The African-American stylization is obvious in both cases, though no humans are involved in either case. The crows, however, we not expressing a desire to be something else; rather, they were encouraging an insecure young elephant to discover something about himself. Perhaps more tellling, Dumbo came out in 1941 or 42, when racial norms were very different. For example, the military was segregated at that time. The Jungle Book came out in 1967, in the middle of the civil rights movement. In their time and place those crows were just business as usual. But I can't help but thinking that it took a bit of wilful nostalgia to stage "I Wanna Be Like You" in 1967.

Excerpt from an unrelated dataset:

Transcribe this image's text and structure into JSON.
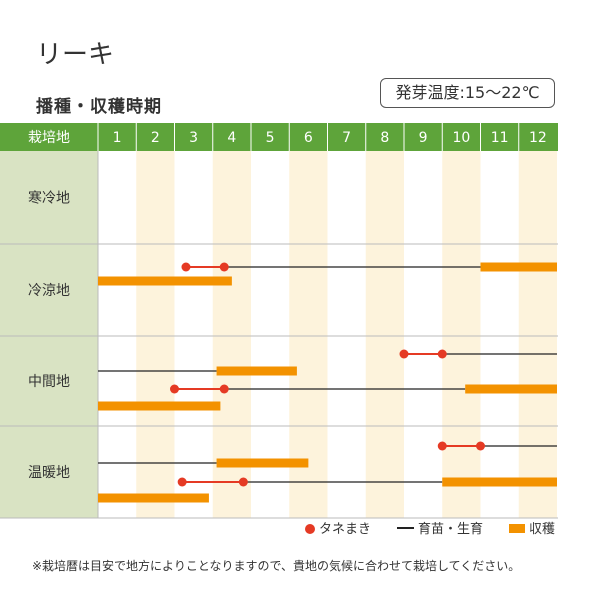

What do you know about the release of this film, or other Disney films, in India? I just checked the IMDB and it doesn't have any release of this film in India, though it made it to Hong Kong and to Japan in 1968 and to Kuwait in 2007 (obviously a re-release).

4:12 PM  
Anonymous Anonymous said...

I used to wonder about the 'bandar log'- and whether it was a dig at the English speaking Babus- but I think the older generation dismissed such notions. Rather they pointed to the ayah or nanny's telling the child not to act like a monkey- all other animals are okay- but not monkeys coz
a) monkeys are destructive coz. in India, you aren't allowed to shoot the damn things and so they aren't scared of humans
b) they sometimes harm babies and small children. Not friendly at all.

The high place Kipling gives to the she-wolf Raksha (which he translates as demoness- which would be Raakshasi)is something of a puzzle as is the curious treatment of the dhol (red dog)... are these sociological subtleties I'm missing?
Difficult to tell.
Speaking of Disney- 'Song of the South' saved the studio from bankruptcy- hey the box office gotta come first right!